Trump Education Dept Publishes Detailed Foreign Funding Data, Targets Elite Universities
The Trump administration has released what it calls the most detailed public accounting yet of foreign gifts and contracts to U.S. colleges, publishing 2025 Section 117 disclosures that show more than 8,300 transactions worth over $5.2 billion, with more than half flowing to four schools: Carnegie Mellon, MIT, Stanford and Harvard. The new online portal, rolled out Wednesday by the Education Department under an executive order enforcing long‑lax reporting rules, lists major funding sources including Qatar (over $1.1 billion), the U.K., Switzerland, Japan, Germany and Saudi Arabia, and is paired with fresh investigations into Harvard, the University of Pennsylvania, UC Berkeley and the University of Michigan for allegedly inaccurate or late disclosures. Education Secretary Linda McMahon framed the data as a national‑security and research‑integrity issue, saying it captures money from "countries and entities that are involved in activities that threaten America's national security," while critics like Columbia political scientist Alexander Cooley argue the administration is distorting the numbers by lumping together scholarships, tuition reimbursements, joint‑campus contracts and other routine flows and by ignoring foreign money routed through U.S. shell companies that won’t show up as "foreign" at all. Universities that receive federal funds must report foreign gifts and contracts of $250,000 or more per year, but the article notes the provenance of many donations can be murky and that some types of influence the White House warns about may still fall outside the disclosure regime. The release gives lawmakers, watchdogs and the public an unprecedented but imperfect window into how concentrated foreign funding is at a handful of elite research institutions just as Trump moves to tighten political and regulatory control over higher education in the name of national security.
📌 Key Facts
- The Education Department published 2025 Section 117 data covering more than 8,300 foreign gifts and contracts totaling over $5.2 billion.

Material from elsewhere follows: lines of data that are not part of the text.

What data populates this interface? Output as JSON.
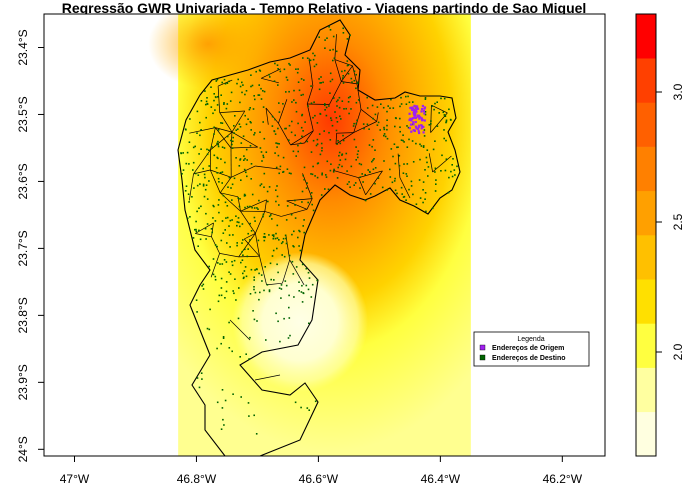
{
  "title": "Regressão GWR Univariada - Tempo Relativo - Viagens partindo de Sao Miguel",
  "x_ticks": [
    {
      "value": -47.0,
      "label": "47°W"
    },
    {
      "value": -46.8,
      "label": "46.8°W"
    },
    {
      "value": -46.6,
      "label": "46.6°W"
    },
    {
      "value": -46.4,
      "label": "46.4°W"
    },
    {
      "value": -46.2,
      "label": "46.2°W"
    }
  ],
  "y_ticks": [
    {
      "value": -23.4,
      "label": "23.4°S"
    },
    {
      "value": -23.5,
      "label": "23.5°S"
    },
    {
      "value": -23.6,
      "label": "23.6°S"
    },
    {
      "value": -23.7,
      "label": "23.7°S"
    },
    {
      "value": -23.8,
      "label": "23.8°S"
    },
    {
      "value": -23.9,
      "label": "23.9°S"
    },
    {
      "value": -24.0,
      "label": "24°S"
    }
  ],
  "legend": {
    "title": "Legenda",
    "items": [
      {
        "label": "Endereços de Origem",
        "color": "#a020f0"
      },
      {
        "label": "Endereços de Destino",
        "color": "#006400"
      }
    ]
  },
  "colorbar": {
    "min": 1.6,
    "max": 3.3,
    "colors": [
      "#ffffe0",
      "#ffffa0",
      "#ffff40",
      "#ffe000",
      "#ffc000",
      "#ffa000",
      "#ff8000",
      "#ff6000",
      "#ff4000",
      "#ff0000"
    ],
    "ticks": [
      {
        "value": 2.0,
        "label": "2.0"
      },
      {
        "value": 2.5,
        "label": "2.5"
      },
      {
        "value": 3.0,
        "label": "3.0"
      }
    ]
  },
  "chart_data": {
    "type": "heatmap",
    "title": "Regressão GWR Univariada - Tempo Relativo - Viagens partindo de Sao Miguel",
    "xlim": [
      -47.05,
      -46.13
    ],
    "ylim": [
      -24.01,
      -23.35
    ],
    "raster_extent": {
      "lon": [
        -46.83,
        -46.35
      ],
      "lat": [
        -24.01,
        -23.35
      ]
    },
    "surface_peaks": [
      {
        "lon": -46.4,
        "lat": -23.52,
        "value": 3.2
      },
      {
        "lon": -46.63,
        "lat": -23.81,
        "value": 1.65
      }
    ]
  }
}
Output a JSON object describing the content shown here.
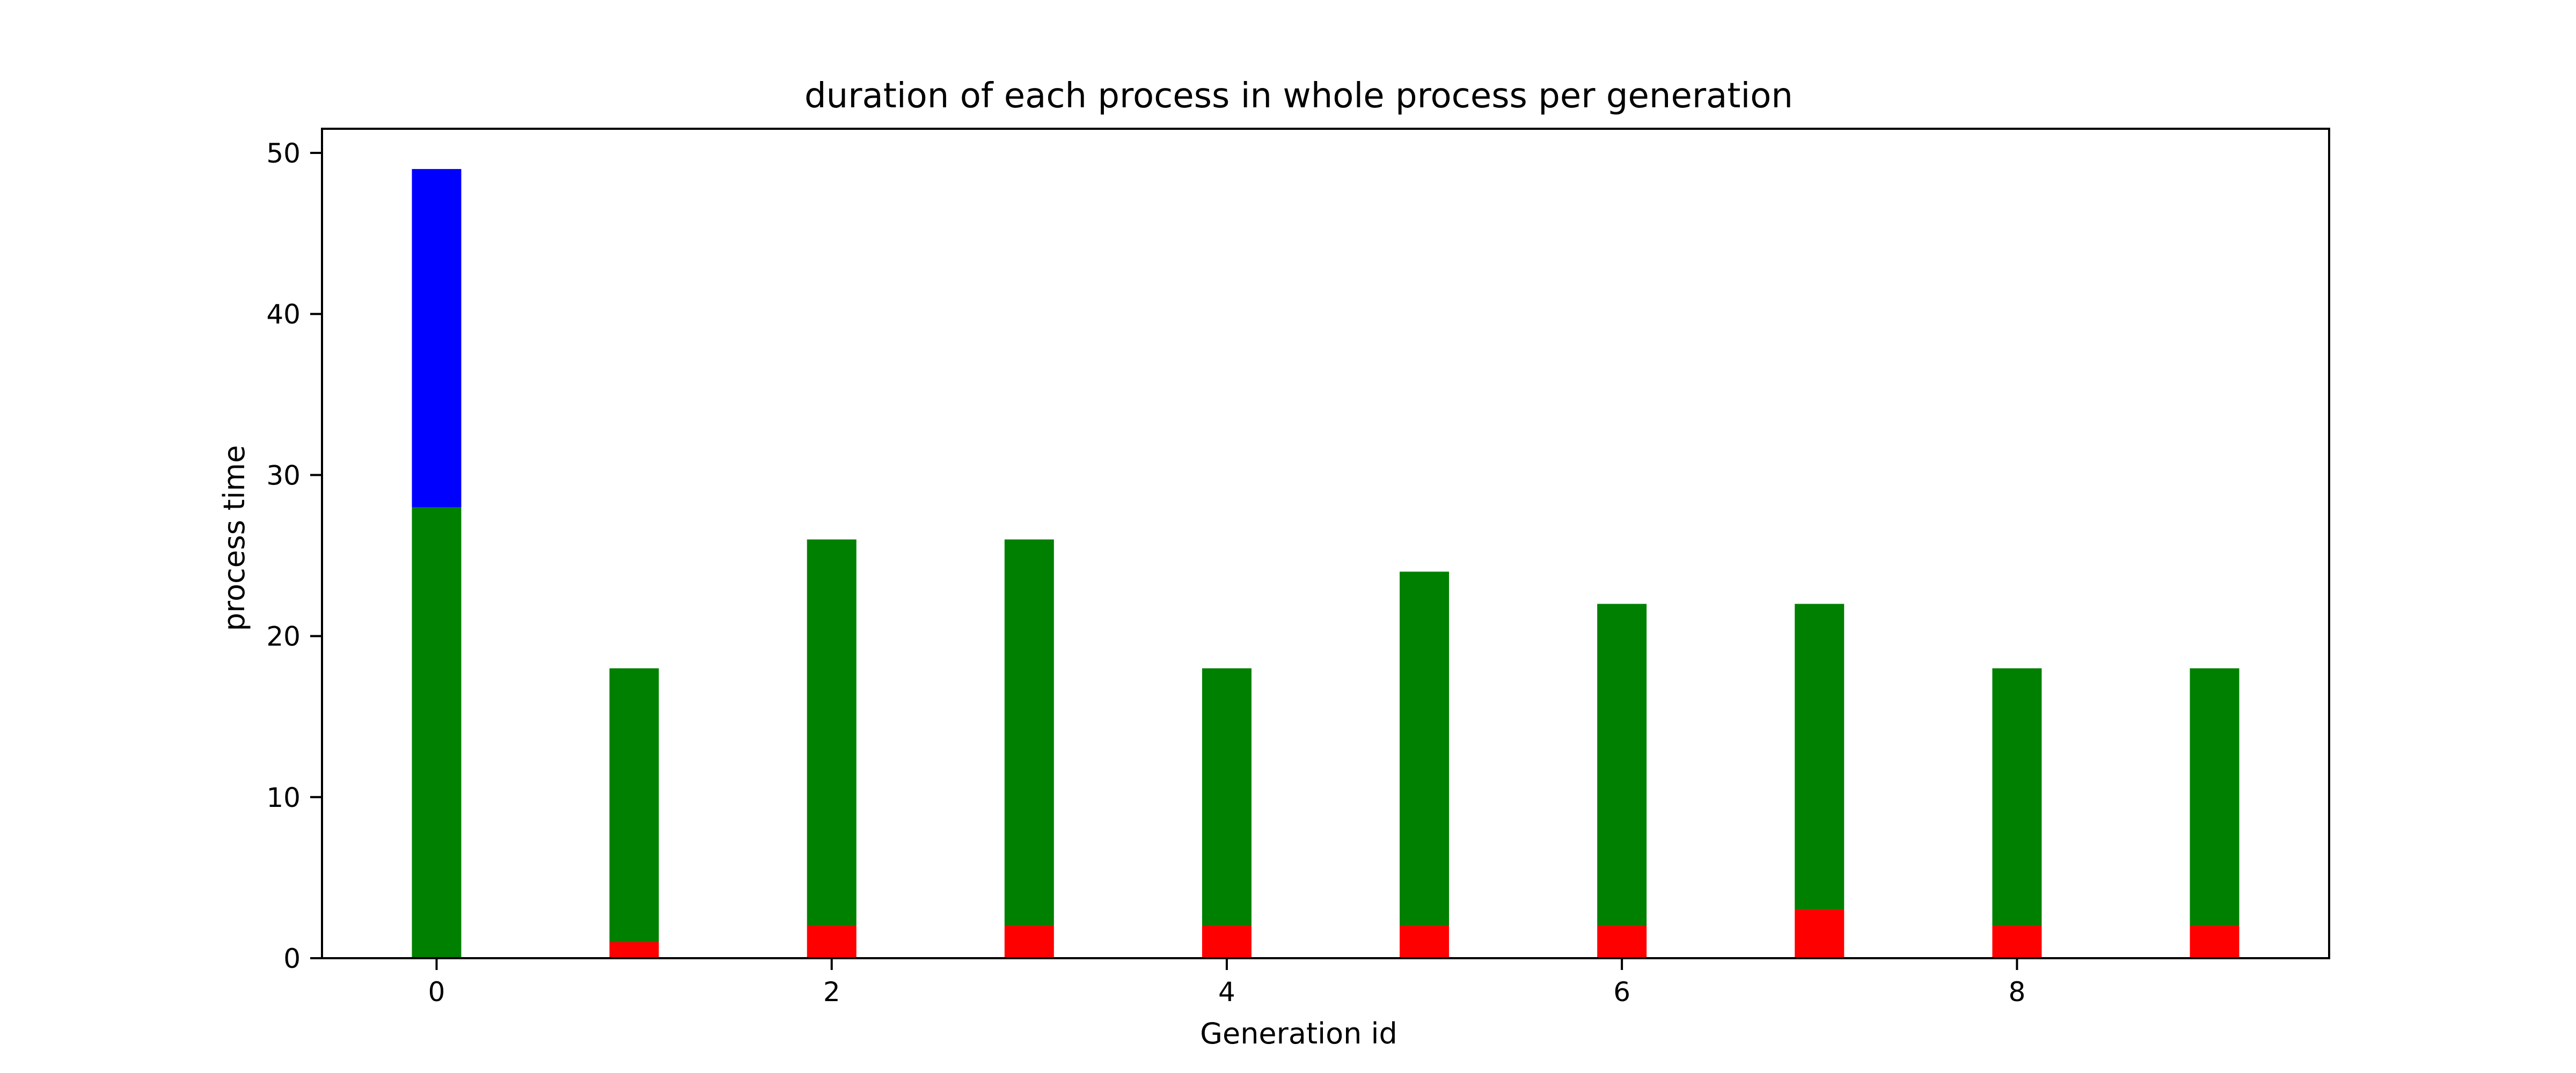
{
  "chart_data": {
    "type": "bar",
    "stacked": true,
    "title": "duration of each process in whole process per generation",
    "xlabel": "Generation id",
    "ylabel": "process time",
    "x": [
      0,
      1,
      2,
      3,
      4,
      5,
      6,
      7,
      8,
      9
    ],
    "xlim": [
      -0.58,
      9.58
    ],
    "ylim": [
      0,
      51.5
    ],
    "xticks": [
      0,
      2,
      4,
      6,
      8
    ],
    "yticks": [
      0,
      10,
      20,
      30,
      40,
      50
    ],
    "grid": false,
    "series": [
      {
        "color": "#ff0000",
        "values": [
          0,
          1,
          2,
          2,
          2,
          2,
          2,
          3,
          2,
          2
        ]
      },
      {
        "color": "#008000",
        "values": [
          28,
          17,
          24,
          24,
          16,
          22,
          20,
          19,
          16,
          16
        ]
      },
      {
        "color": "#0000ff",
        "values": [
          21,
          0,
          0,
          0,
          0,
          0,
          0,
          0,
          0,
          0
        ]
      }
    ]
  }
}
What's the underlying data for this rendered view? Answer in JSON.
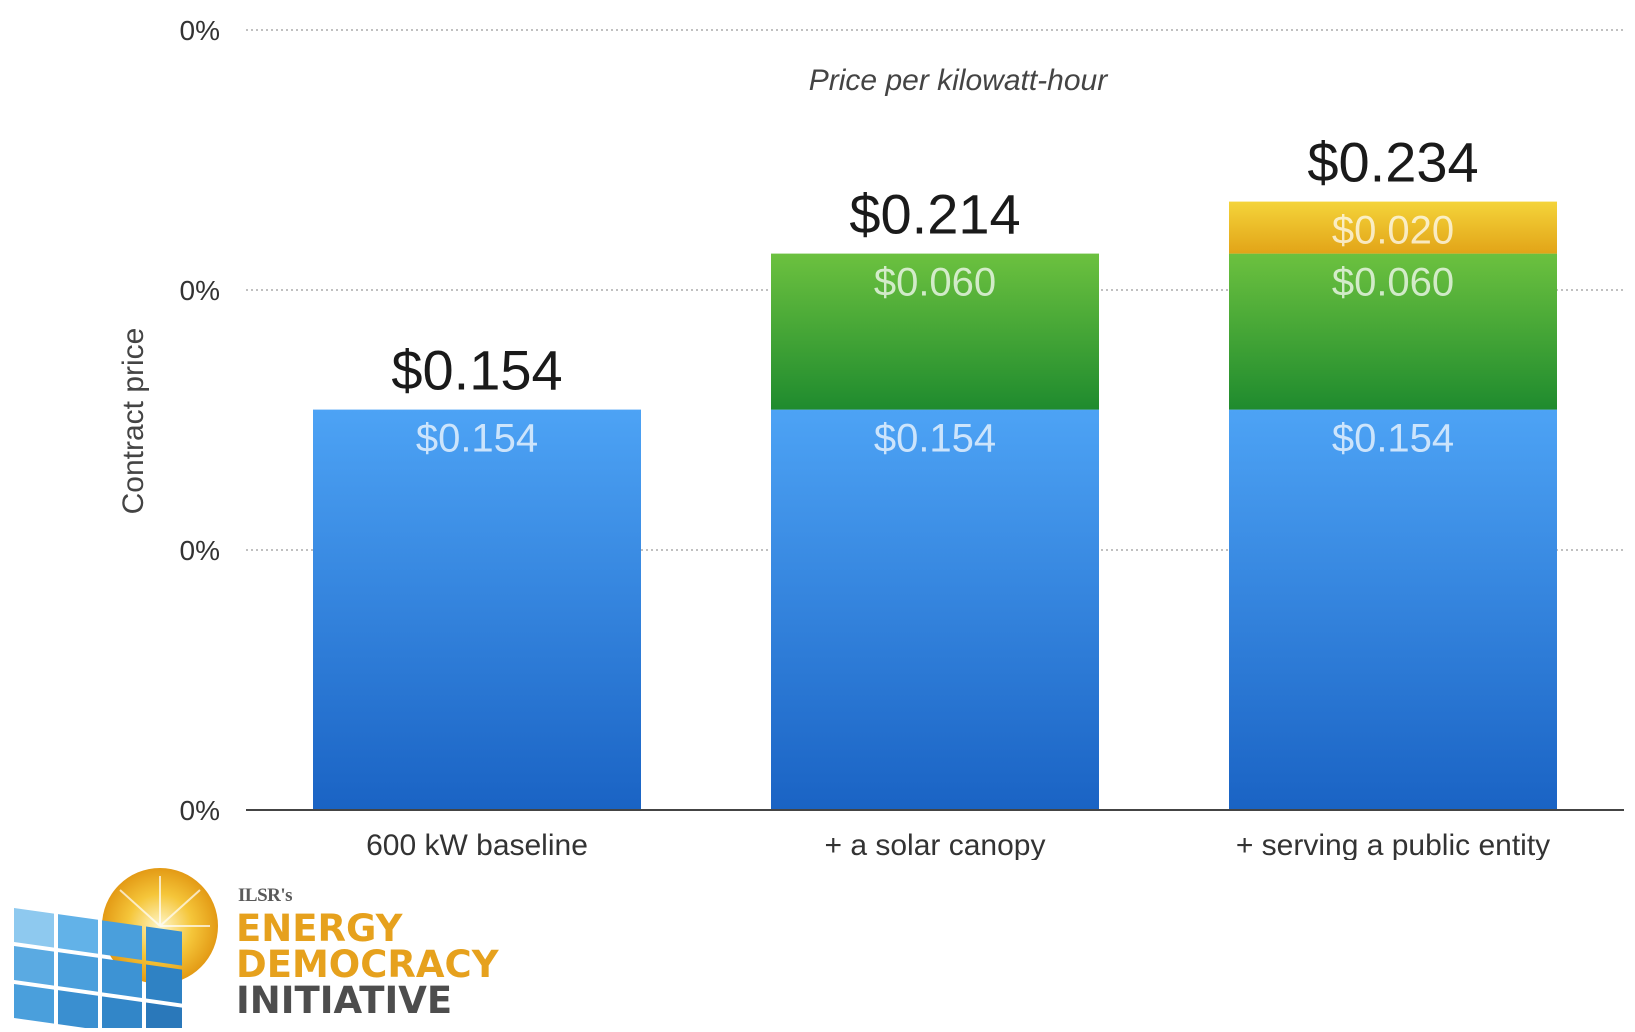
{
  "chart_data": {
    "type": "bar",
    "stacked": true,
    "title": "",
    "subtitle": "Price per kilowatt-hour",
    "xlabel": "",
    "ylabel": "Contract price",
    "y_tick_labels": [
      "0%",
      "0%",
      "0%",
      "0%"
    ],
    "ylim": [
      0,
      0.3
    ],
    "grid": true,
    "categories": [
      "600 kW baseline",
      "+ a solar canopy",
      "+ serving a public entity"
    ],
    "series": [
      {
        "values": [
          0.154,
          0.154,
          0.154
        ],
        "value_labels": [
          "$0.154",
          "$0.154",
          "$0.154"
        ],
        "color_top": "#4da3f5",
        "color_bottom": "#1a63c4"
      },
      {
        "values": [
          0,
          0.06,
          0.06
        ],
        "value_labels": [
          "",
          "$0.060",
          "$0.060"
        ],
        "color_top": "#6cc13f",
        "color_bottom": "#1f8b2e"
      },
      {
        "values": [
          0,
          0,
          0.02
        ],
        "value_labels": [
          "",
          "",
          "$0.020"
        ],
        "color_top": "#f4d43a",
        "color_bottom": "#e2a418"
      }
    ],
    "totals": [
      "$0.154",
      "$0.214",
      "$0.234"
    ]
  },
  "logo": {
    "small_text": "ILSR's",
    "line1": "ENERGY",
    "line2": "DEMOCRACY",
    "line3": "INITIATIVE",
    "colors": {
      "gold": "#e6a11d",
      "gray": "#4d4d4d",
      "panel_blue": "#4a9fdc"
    }
  }
}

- Over half of that money went to four universities: Carnegie Mellon, MIT, Stanford and Harvard.
- Top reported foreign sources included Qatar (over $1.1 billion), the United Kingdom (over $633 million), Switzerland (over $451 million), Japan (over $374 million), Germany (over $292 million) and Saudi Arabia (over $285 million).
- The department has opened four new foreign‑funding investigations into Harvard, the University of Pennsylvania, UC Berkeley and the University of Michigan over alleged inaccurate or untimely disclosures.
- An executive order Trump issued last year directs stricter enforcement of Section 117, which requires federally funded institutions to report foreign gifts and contracts of $250,000 or more annually.